One needn’t indulge in the political labels to make the point.  “The poor you will always have with you,” says Jesus, and in characteristic New Testament profundity, that’s both a warning that there will always be work to do and a promise that there will always be opportunity to do good works.  The worry of many of us on the right side of the election equation is that our animal incentives have mixed with our evolved intellects to contrive the illusion that we can do good works without having to do any unpleasant or difficult work.

And that is an illusion, which makes me think (retrograde theist that I am) that the same force is behind it as was behind the impulse to destroy those twin glass-and-steel symbols of humanity’s progress on a beautiful day much like today, at a time when you were younger and the circumstances of your life were different.

  • Dan

    I had never heard of "Dollo's Law" before, which was unusual because I have long had an interest in zoology and evolution, and the "law" sounded silly to me from a scientific standpoint. Now I have discovered why – it's apparently some quack theory from the late 1800's that has never been supported by mainstream science, and there are so many counterexamples that the "law" cannot be thought of as such in the first place. The obvious counterexample that immediately came to my mind was snakes, which lost their arms and legs and ears through the evolutionary process and have thrived near the top of the food chain ever since despite their "de-evolution."

  • Dan

    As for Howard's arguments against the gold standard, after I somehow managed to read past several paragraphs of chain logical fallacies such as, "The gold standard is clearly stupid. Lots of smart people have commented that it's stupid. We would be doing it now if it wasn't stupid." etc.., it turned out that his whole argument was founded upon the Keynesian principle that government needs to be able to manipulate its currency to respond to a financial crisis. But that is precisely what the gold standard is intended to prevent in the first place and cuts against the entire premise of Austrian economics, which is that government can create bubbles and subsequent recessions by manipulating currency. So if you don't accept the Keynesian premise, his argument carries no further weight. He also points out that government can manipulate currency even on the gold standard by ignoring the purpose of the gold standard and rewriting the relationship between notes and the gold that backs them.
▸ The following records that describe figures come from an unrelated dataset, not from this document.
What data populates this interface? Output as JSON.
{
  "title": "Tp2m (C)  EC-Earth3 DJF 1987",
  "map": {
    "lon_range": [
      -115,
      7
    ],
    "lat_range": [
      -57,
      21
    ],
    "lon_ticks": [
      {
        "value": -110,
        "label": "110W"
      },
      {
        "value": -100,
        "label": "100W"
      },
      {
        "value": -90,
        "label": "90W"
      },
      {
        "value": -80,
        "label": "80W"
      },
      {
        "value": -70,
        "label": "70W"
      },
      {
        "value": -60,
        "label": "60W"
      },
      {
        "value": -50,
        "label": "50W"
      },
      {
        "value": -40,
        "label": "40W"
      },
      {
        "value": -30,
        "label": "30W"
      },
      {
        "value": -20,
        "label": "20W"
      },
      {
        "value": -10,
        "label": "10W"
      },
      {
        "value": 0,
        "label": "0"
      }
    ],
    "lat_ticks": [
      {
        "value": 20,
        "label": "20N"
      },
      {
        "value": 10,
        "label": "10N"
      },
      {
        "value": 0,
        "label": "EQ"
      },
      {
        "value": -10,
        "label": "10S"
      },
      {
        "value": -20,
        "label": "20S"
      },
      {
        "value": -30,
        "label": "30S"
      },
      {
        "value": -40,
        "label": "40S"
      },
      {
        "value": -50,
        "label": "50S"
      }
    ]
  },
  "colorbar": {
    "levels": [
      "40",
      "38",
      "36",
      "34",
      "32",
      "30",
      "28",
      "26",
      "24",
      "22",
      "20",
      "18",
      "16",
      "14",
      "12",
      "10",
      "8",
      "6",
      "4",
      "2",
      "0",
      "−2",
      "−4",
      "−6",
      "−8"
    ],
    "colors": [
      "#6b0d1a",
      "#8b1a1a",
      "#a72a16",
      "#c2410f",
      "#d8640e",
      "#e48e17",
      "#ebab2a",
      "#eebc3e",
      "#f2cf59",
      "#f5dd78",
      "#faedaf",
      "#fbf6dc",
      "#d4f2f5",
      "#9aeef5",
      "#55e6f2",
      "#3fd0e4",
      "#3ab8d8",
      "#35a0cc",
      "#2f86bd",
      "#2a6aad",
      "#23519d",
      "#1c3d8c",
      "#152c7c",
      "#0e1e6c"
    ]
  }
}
The Austrian response to this objection is: yes, don't do that.

  • Warrington Faust

    There seems to be some current blief that the "Gold Standard" is a sort of panacea. The "panic of 1873 (or was it '78?) and the "Panic of 1896" seem contrary to that notion. They gave rise to Bryan's "Cross of Gold Speech".

    If two forms of curency were available, it seems likely that Gresham's Law would come into operation. It did whenwe had gold coins and paper money.

    Perhaps someone else here can explain why the government outlawed the private ownership of gold in, I think, 1933. I still recall people hiding their Krugerands under their beds. I also knew people in the jewelry manufacturing business (they were allowed to own gold). They "got the word" and began hoarding gold at the government controlled price of $40.00 per ounce. When the lid came off in the 70's, it zoomed to $700 an ounce. They left the jewelry business.

  • Warrington Faust

    (sorry, prior comment was too long with this segment)

    Also forgotten is that we were on redeemable paper currency into the 70's. I remember one of my business professors explaining how DeGaulle attempted to the break the U.S. bank by attempting to redeem all of the U.S. currency in France for gold (1957, if I recall correctly). Apparently, while U.S. currency was "redeemable in gold", they never expected a "run on the bank". There was only enough gold to actually redeem about 5-10% of the currency. Not sure how much France held. Not mentioned in that lecture was that we were pressuring DeGaulle about the "pied noirs" in Algeria.